A day in a EMC lab yielded over 40 radiated emission measurements and lots of useful data about how to install the device to minimize interference.
GTEM type EMC chamber
Inside the chamber
Few radiated emission test results shown below. The green line represents the limit to meet IEC 61000-6-4 limits in industrial environments, so any spike above it would mean that device is not compliant.
Chamber & measurement equipment background noise. The small spikes in GSM frequencies can be seen beyond 900 MHz. Notice that graph has different scale than the ones below.
These tests were carried out while drive was executing 10 Hz high current square wave torque command which was found to produce the worst case scenario.
Driving square wave torque command without any added filters on cabling
By experimenting we found out that a ferrite bead core on 3-phase output leads (as common mode filter) before motor cable makes a quite significant difference. The graph below shows a success in emission test. This test was repeated several times in different ways to eliminate the possibility of error.
Same as above but with a ferrite bead filter on phase leads. A spike visible at 360 MHz is probably a third harmonic from the 120 MHz CPU.
In addition to emission tests, also radiation immunity test was carried out. No sign of disturbance was noticed on drive operation or communication to PC, so immunity test was passed as well.
Next up: ESD & EFT tests. But first I’m going to visit Germany and SPS IPC DRIVES fair in Nuremberg. See you there!
Tomorrow will be a big day for Argon; it will be tested for EMC (electromagnetic compatibility) standards in a test laboratory. The tests consists several measurements: radiated emissions, conducted emissions, radiated interference survival, electrostatic discharge and surge current tests.
Argon will be tested against the most stringent standards that the CE regulations specify ensuring (if passed) that it may be installed in virtually every environment without violating the regulations. For example different cable length classes exists. Some classes require testing up to 3 meter cables but I chose to use the class that requires passing all tests with 30 meter cables in addition to 1 meter cables. In some cases 1 m cables may give worse results so testing with a such short cables is also a requirement.
Milled enclosure sheet metal
The device under test has a self rolled enclosure milled with a self made JV2 CNC router. The sole purpose of this prototype is to check fitting and provide EMI shielding during the tests. The final enclosure will have more professional finish.
One of most important parts of the project is the Argon configuration tool Granity. The tool was originally named as GDtool 3 but that name was ditched as the software has been completely redesigned & rewritten – no single line of the old code has been spared.
“Make everything as simple as possible, but not simpler” – Albert Einstein
The main focus during design of Granity is to eliminate confusing parameters and make it harder to use it wrong. I.e. the software will notify user if one forgets to click Apply button before doing step response tests. Also the parameters causing most confusion in GDtool 2.x are replaced by more understandable ones.
Surprisingly, simplifying the usage also simplified the source code. GDtool 2.5 consists 15 800 lines of code while Granity consists only 6 500. I call that progress!

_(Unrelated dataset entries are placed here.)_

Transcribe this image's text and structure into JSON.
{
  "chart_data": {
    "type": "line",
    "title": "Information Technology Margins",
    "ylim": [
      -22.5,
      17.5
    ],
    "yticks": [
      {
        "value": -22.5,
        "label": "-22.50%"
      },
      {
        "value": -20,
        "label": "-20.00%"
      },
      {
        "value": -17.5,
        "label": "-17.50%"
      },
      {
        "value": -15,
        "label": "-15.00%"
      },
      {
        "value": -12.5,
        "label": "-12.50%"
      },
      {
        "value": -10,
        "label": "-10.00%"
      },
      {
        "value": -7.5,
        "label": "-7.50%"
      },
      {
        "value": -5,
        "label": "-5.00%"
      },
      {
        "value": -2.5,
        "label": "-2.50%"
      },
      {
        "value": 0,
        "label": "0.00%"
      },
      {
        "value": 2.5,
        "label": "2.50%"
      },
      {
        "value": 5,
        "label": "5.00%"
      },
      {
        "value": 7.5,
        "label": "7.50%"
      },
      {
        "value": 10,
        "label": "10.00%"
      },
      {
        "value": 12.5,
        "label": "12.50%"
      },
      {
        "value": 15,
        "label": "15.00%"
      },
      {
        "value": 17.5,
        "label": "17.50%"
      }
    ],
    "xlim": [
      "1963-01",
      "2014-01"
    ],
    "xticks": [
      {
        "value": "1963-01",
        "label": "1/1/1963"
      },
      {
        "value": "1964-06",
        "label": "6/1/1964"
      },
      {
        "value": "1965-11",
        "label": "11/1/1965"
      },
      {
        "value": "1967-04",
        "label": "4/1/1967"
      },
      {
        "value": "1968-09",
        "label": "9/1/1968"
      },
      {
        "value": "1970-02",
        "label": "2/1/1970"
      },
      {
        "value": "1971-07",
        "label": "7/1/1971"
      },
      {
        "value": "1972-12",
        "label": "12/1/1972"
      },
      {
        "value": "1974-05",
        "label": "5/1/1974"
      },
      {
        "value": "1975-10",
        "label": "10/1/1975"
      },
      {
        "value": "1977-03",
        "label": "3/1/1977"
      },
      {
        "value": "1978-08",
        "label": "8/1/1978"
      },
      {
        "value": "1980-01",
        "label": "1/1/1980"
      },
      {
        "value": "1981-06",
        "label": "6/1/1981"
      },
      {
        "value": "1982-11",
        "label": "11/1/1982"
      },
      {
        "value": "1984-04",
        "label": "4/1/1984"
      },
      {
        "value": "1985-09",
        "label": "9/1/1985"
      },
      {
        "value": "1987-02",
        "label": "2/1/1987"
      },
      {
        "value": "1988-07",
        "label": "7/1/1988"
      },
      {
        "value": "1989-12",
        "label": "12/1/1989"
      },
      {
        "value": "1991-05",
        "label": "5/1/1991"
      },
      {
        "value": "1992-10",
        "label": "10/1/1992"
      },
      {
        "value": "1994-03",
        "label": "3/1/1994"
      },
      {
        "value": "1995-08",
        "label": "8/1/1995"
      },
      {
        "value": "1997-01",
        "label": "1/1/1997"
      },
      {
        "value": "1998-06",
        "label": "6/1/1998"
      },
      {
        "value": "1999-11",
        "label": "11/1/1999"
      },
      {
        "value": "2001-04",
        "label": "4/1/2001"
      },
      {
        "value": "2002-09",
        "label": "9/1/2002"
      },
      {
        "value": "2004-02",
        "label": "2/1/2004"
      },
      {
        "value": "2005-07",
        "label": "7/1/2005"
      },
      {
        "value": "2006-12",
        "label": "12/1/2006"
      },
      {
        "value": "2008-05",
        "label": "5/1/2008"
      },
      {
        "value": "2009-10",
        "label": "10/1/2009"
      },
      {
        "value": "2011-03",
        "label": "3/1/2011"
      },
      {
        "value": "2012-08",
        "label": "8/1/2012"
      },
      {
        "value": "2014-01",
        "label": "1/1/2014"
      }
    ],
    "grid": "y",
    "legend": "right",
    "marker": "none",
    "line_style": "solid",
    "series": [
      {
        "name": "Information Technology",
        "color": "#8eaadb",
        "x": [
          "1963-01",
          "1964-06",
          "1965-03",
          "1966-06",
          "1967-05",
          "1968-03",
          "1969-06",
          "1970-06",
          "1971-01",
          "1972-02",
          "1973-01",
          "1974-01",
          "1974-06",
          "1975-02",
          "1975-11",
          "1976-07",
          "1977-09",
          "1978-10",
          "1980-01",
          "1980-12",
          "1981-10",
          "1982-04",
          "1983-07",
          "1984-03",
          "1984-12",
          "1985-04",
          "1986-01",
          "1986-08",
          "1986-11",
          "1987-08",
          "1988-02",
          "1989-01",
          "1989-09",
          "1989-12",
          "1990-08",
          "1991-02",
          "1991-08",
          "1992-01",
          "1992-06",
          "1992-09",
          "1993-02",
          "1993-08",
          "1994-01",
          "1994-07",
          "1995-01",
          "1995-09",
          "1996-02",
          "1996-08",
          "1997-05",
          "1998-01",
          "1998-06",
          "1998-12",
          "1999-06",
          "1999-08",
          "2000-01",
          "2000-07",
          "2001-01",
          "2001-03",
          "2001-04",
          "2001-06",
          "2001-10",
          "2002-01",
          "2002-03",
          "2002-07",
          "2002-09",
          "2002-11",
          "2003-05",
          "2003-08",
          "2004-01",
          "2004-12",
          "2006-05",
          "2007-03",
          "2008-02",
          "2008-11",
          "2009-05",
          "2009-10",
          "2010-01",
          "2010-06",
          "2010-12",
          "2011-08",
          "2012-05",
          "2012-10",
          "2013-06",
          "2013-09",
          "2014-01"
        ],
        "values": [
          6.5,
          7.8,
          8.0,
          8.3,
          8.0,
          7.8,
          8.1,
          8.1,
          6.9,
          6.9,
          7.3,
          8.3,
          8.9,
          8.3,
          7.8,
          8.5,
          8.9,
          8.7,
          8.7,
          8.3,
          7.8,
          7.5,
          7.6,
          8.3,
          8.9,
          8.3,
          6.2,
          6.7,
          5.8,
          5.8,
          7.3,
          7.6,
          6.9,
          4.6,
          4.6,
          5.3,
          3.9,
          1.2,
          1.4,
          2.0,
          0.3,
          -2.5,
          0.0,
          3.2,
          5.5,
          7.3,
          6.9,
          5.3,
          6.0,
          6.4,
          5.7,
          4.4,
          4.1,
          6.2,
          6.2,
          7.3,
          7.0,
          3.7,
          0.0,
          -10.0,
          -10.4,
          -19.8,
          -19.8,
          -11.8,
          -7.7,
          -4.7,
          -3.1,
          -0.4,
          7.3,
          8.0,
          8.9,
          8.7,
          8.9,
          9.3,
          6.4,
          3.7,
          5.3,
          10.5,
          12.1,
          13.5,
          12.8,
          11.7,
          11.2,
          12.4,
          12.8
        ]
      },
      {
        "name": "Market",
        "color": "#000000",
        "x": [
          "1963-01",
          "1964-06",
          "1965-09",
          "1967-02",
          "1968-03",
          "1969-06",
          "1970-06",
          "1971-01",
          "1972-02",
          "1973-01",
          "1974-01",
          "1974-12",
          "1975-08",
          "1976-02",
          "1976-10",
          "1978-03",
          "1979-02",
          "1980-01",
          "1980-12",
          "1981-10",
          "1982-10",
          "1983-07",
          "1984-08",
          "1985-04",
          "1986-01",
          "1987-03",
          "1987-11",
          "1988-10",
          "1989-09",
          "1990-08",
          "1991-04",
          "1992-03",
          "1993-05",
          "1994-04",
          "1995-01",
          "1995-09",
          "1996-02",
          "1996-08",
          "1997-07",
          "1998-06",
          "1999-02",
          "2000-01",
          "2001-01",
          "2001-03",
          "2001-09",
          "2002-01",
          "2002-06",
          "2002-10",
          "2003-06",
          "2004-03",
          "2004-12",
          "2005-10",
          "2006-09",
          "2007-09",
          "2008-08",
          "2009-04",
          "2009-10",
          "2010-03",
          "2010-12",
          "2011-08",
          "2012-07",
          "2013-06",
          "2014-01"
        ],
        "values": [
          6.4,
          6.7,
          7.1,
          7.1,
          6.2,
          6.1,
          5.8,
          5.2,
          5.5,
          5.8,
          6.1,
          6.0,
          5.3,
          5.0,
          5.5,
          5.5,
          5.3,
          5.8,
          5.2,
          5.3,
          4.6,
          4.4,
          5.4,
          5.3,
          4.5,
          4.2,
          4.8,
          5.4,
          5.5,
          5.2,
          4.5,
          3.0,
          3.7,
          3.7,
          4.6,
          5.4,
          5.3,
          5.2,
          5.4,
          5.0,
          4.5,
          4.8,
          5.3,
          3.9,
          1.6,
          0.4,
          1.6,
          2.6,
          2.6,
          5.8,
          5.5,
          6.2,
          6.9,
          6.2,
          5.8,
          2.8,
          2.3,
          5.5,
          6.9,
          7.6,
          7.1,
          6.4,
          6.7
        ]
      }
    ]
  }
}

Argon has pretty sophisticated circuit protection functionality. The device has sub-microsecond response short circuit sensing circuit that can detect phase-to-phase and phase-to-ground shorts. To counter harsh environment EMI and prevent false fault triggering, there is variable length digital delay filter for short circuit protection – and this parameter is also user adjustable.
Short circuit scoping. Yellow trace is IGBT phase current 67 A/div and blue is power stage shutdown signal from DSP.

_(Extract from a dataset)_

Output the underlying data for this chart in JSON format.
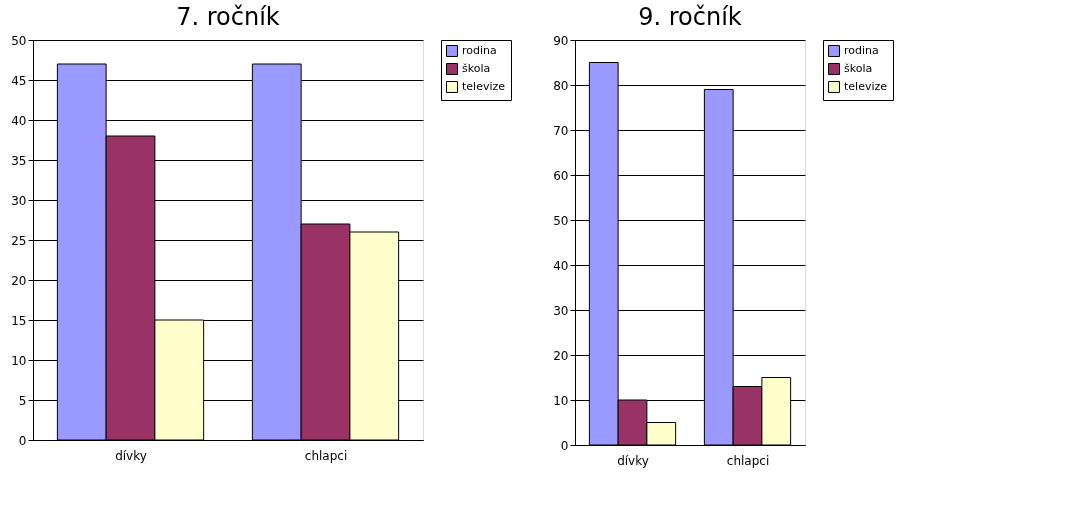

The oscillograph above displays a phase-to-ground short circuit when shorted by a piece of wire right at output terminals. Drive was driving an AC motor at supply voltage of > 200 VDC while wire is shorted to ground. The yellow output current graph shows current of 170 Amperes and pulse length of about 2 µs before shutdown was issued. I believe the blue digital trace is fluctuating because board’s ground plane is struggling to carry the enormous current.
The test has been repeated dozens of times with varying protection delay times and supply voltages, and no harm to hardware was ever induced. I’m satisfied.
Last week I received first industrially made Argon circuit board assemblies from the factory. It’s pretty amazing feeling when more than a year of design work is finally shining on your desk.
Argon circuit board assemblies, first batch of release candidate boards
The boards came without bottom side power components mounted because I had mistakenly specified wrong size bridge rectifier to the BOM. Its height supposed to be 8 mm but factory reported that their parts have 11 mm height. That would make fitting to the enclosure pretty difficult. So I told them to supply bottom side parts unmounted as its no problem to solder them to place in here.